今日は、以前から計画していたコンサートのお話しです。

(6月10日です。)

  グレーテル王国の王都、グレーテル市にある一番大きな劇場でタイタン音楽フェアを開催した。この劇場は、3500人が定員だ。シェルをはじめ女性陣とフェルマー王子が主役だ。主催は、ゴロタ帝国の文化庁だが、グレーテル王立音楽学院の後援も貰っている。


  前座で、学院の有望歌手や若手演奏家がステージに立つらしい。この劇場では、音楽コンクールも開催されているが、こんなに大勢のお客さんが入ることはめったにないので、緊張しまくっていた。


  午後1時から、前座公演が2時間ある。王立音楽院大学の4年生を主体としたオーケストラ演奏やピアノソロ、ヴァイオリンコンチェルトなど、いかにも音楽学校という感じだ。それなりに楽しめたが、今一歩、盛り上がりに欠けている。

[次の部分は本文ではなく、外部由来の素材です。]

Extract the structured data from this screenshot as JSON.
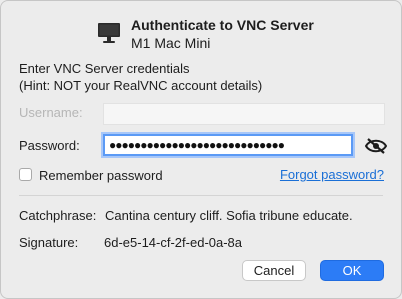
{
  "dialog": {
    "title": "Authenticate to VNC Server",
    "subtitle": "M1 Mac Mini",
    "instructions_line1": "Enter VNC Server credentials",
    "instructions_line2": "(Hint: NOT your RealVNC account details)"
  },
  "form": {
    "username_label": "Username:",
    "username_value": "",
    "password_label": "Password:",
    "password_mask": "●●●●●●●●●●●●●●●●●●●●●●●●●●●●",
    "remember_label": "Remember password",
    "remember_checked": false,
    "forgot_link": "Forgot password?"
  },
  "info": {
    "catchphrase_label": "Catchphrase:",
    "catchphrase_value": "Cantina century cliff. Sofia tribune educate.",
    "signature_label": "Signature:",
    "signature_value": "6d-e5-14-cf-2f-ed-0a-8a"
  },
  "buttons": {
    "cancel": "Cancel",
    "ok": "OK"
  },
  "colors": {
    "accent": "#2c7cf6",
    "link": "#1a6fd6",
    "focus_ring": "#5b9af5"
  },
  "icons": {
    "header": "monitor-icon",
    "password_toggle": "eye-slash-icon"
  }
}
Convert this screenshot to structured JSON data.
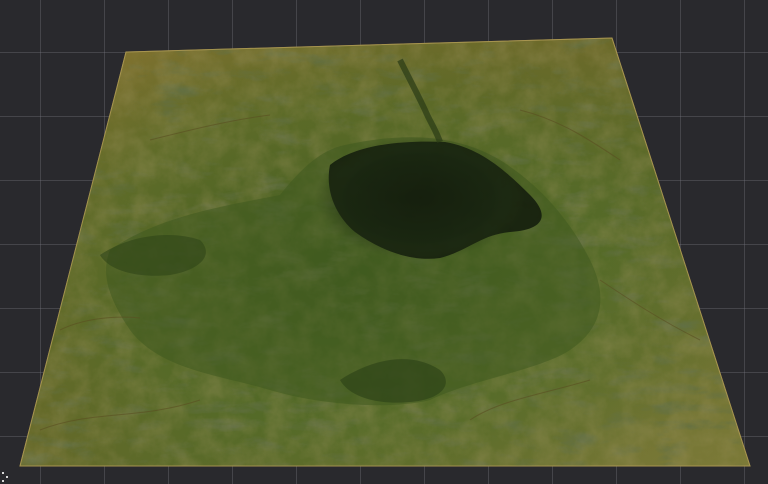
{
  "viewport": {
    "background_color": "#29292d",
    "grid_color": "#78787f",
    "object": "terrain-heightmap-mesh"
  },
  "terrain": {
    "base_color": "#7a6a2c",
    "highlight_color": "#a88f4a",
    "vegetation_color": "#4c6a26",
    "shadow_color": "#1f2a12",
    "crater_color": "#182210"
  },
  "icons": {
    "axis_gizmo": "axis-gizmo-icon"
  }
}
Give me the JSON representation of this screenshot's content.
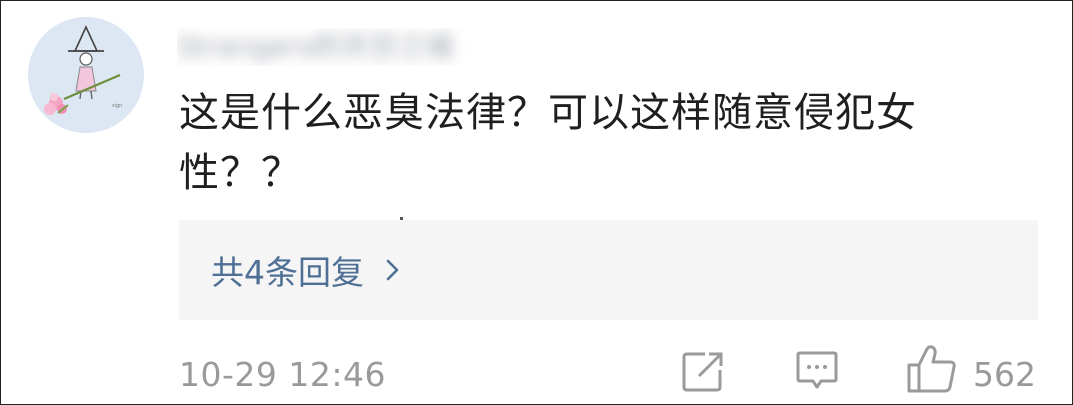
{
  "comment": {
    "username": "Strangers的天空之城",
    "text": "这是什么恶臭法律？可以这样随意侵犯女性？？",
    "replies_label": "共4条回复",
    "timestamp": "10-29 12:46",
    "like_count": "562"
  },
  "icons": {
    "avatar": "avatar-illustration",
    "reply_chevron": "chevron-right-icon",
    "share": "share-icon",
    "comment": "comment-icon",
    "like": "thumbs-up-icon"
  },
  "colors": {
    "link": "#4f6f95",
    "meta_text": "#9a9a9a",
    "reply_bg": "#f5f5f5"
  }
}
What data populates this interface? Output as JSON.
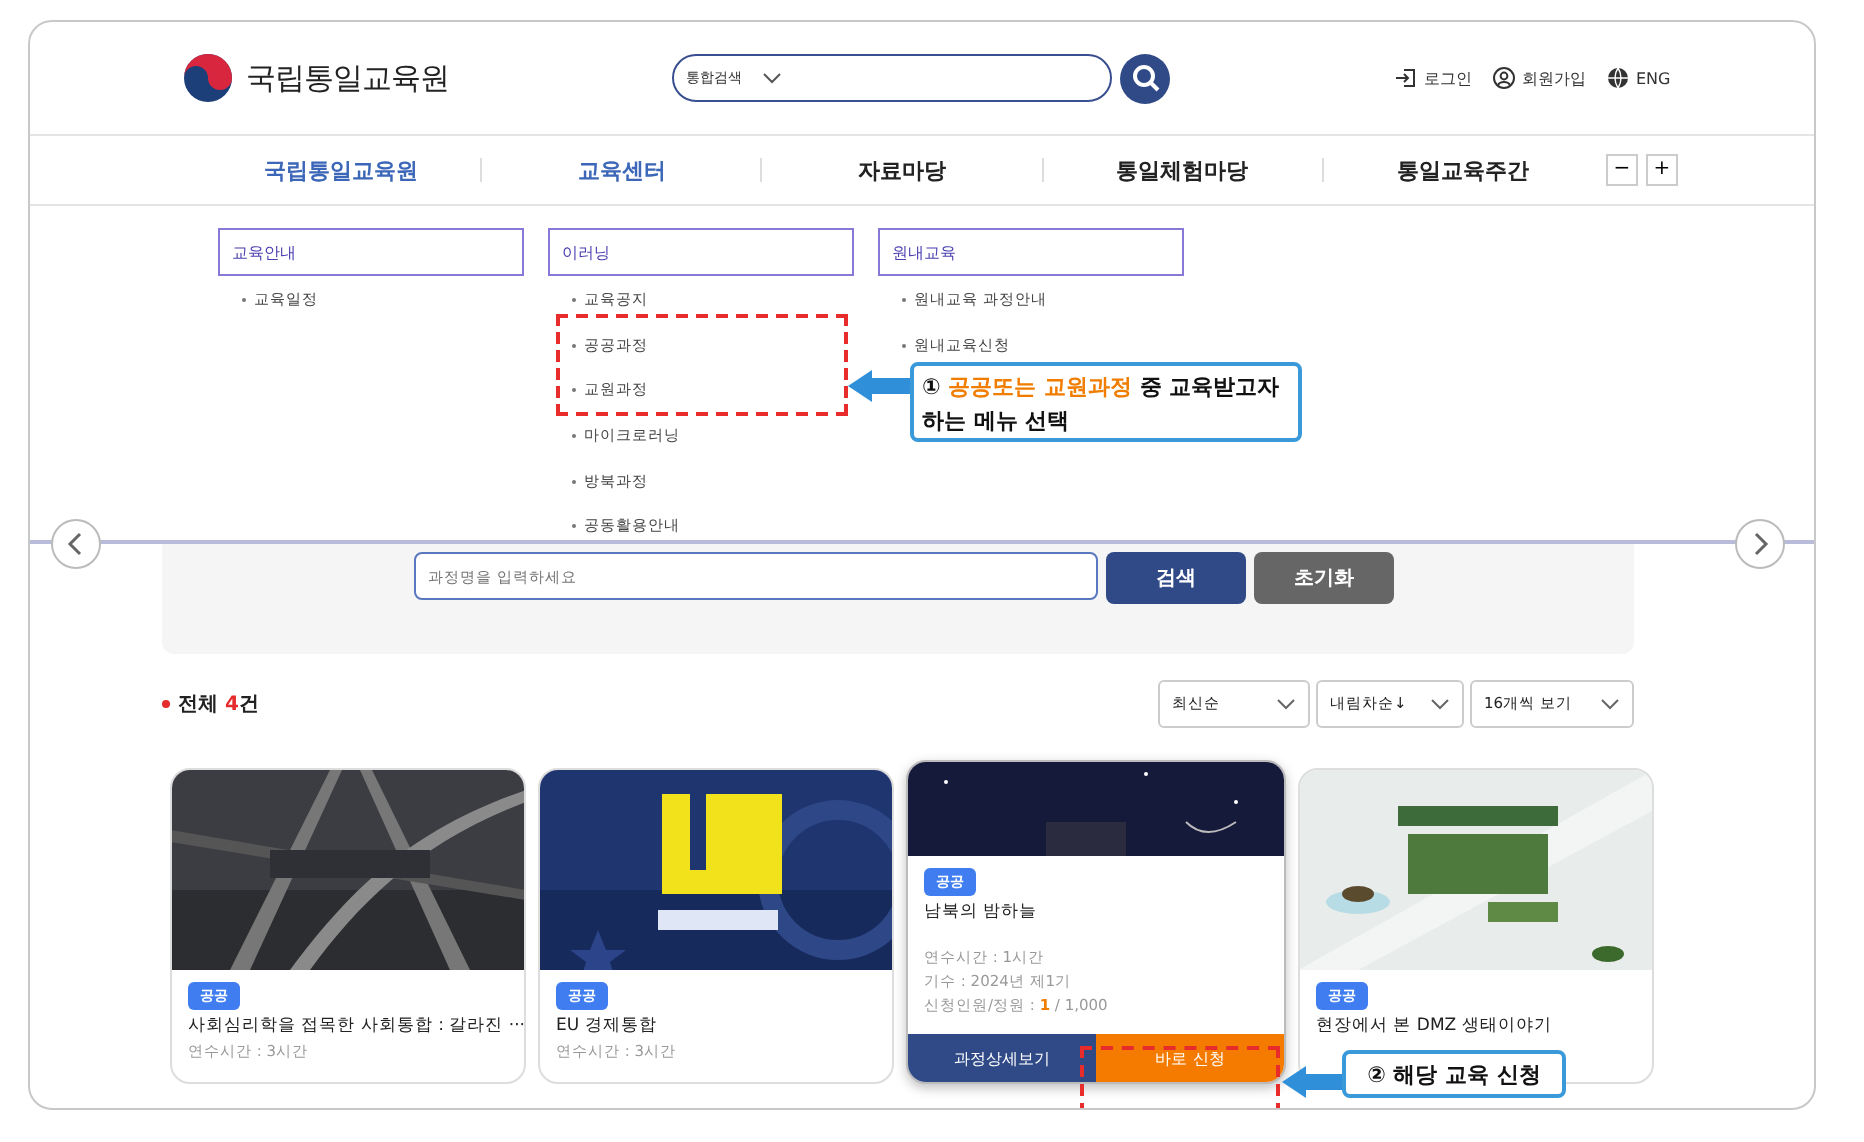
{
  "logo": {
    "text": "국립통일교육원"
  },
  "search": {
    "scope": "통합검색"
  },
  "utility": [
    {
      "kind": "login",
      "label": "로그인"
    },
    {
      "kind": "join",
      "label": "회원가입"
    },
    {
      "kind": "lang",
      "label": "ENG"
    }
  ],
  "nav": [
    {
      "label": "국립통일교육원",
      "selected": true
    },
    {
      "label": "교육센터",
      "selected": true
    },
    {
      "label": "자료마당",
      "selected": false
    },
    {
      "label": "통일체험마당",
      "selected": false
    },
    {
      "label": "통일교육주간",
      "selected": false
    }
  ],
  "zoom_buttons": [
    "−",
    "+"
  ],
  "menu": [
    {
      "title": "교육안내",
      "items": [
        "교육일정"
      ]
    },
    {
      "title": "이러닝",
      "items": [
        "교육공지",
        "공공과정",
        "교원과정",
        "마이크로러닝",
        "방북과정",
        "공동활용안내"
      ]
    },
    {
      "title": "원내교육",
      "items": [
        "원내교육 과정안내",
        "원내교육신청"
      ]
    }
  ],
  "filter": {
    "placeholder": "과정명을 입력하세요",
    "search_button": "검색",
    "reset_button": "초기화"
  },
  "results": {
    "label": "전체",
    "count": "4",
    "unit": "건"
  },
  "sorts": [
    "최신순",
    "내림차순↓",
    "16개씩 보기"
  ],
  "cards": [
    {
      "tag": "공공",
      "title": "사회심리학을 접목한 사회통합 : 갈라진 ···",
      "meta": [
        "연수시간 : 3시간"
      ],
      "hovered": false
    },
    {
      "tag": "공공",
      "title": "EU 경제통합",
      "meta": [
        "연수시간 : 3시간"
      ],
      "hovered": false
    },
    {
      "tag": "공공",
      "title": "남북의 밤하늘",
      "meta": [
        "연수시간 : 1시간",
        "기수 : 2024년 제1기"
      ],
      "applicants": {
        "label": "신청인원/정원 : ",
        "count": "1",
        "total": " / 1,000"
      },
      "buttons": [
        "과정상세보기",
        "바로 신청"
      ],
      "hovered": true
    },
    {
      "tag": "공공",
      "title": "현장에서 본 DMZ 생태이야기",
      "hovered": false
    }
  ],
  "annotations": [
    {
      "number": "①",
      "highlight": "공공또는 교원과정",
      "text": " 중 교육받고자 하는 메뉴 선택"
    },
    {
      "number": "②",
      "text": " 해당 교육 신청"
    }
  ]
}
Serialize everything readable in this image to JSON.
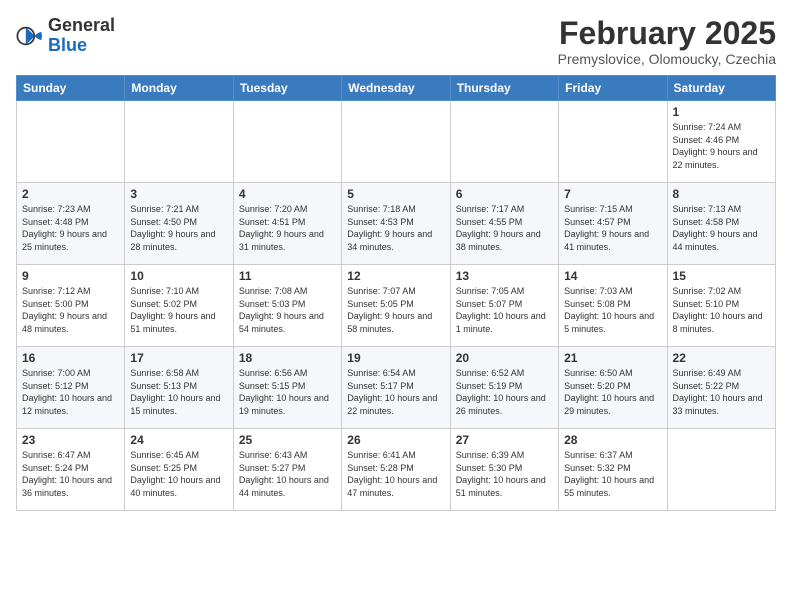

  前座公演が終わると、一旦、全員に退場して貰う。正規公演は、全席指定だ。


  午後4時30分、開演の合図と共に、場内は暗転した。炭酸ガスのスモークが焚かれる。スポットライトで、デビちゃんが上手から出てくる。前奏が始まる。


  『桃色のスイートピー』


  と言うオリジナル曲だ。ジルちゃんの甘い歌声が、場内に響き渡る。途中から、次々とメンバーが左右から現れて来る。


  ジェリーちゃん、ブリちゃん、デビちゃん、デリカちゃん、キキちゃん、ドミノちゃん、最後はキティちゃんだ。8人揃った所で、場内は大興奮だ。皆、ペンライト、通称『キンブレ』を持って振っている。それぞれ『推し』のシンボルカラーに光らせている。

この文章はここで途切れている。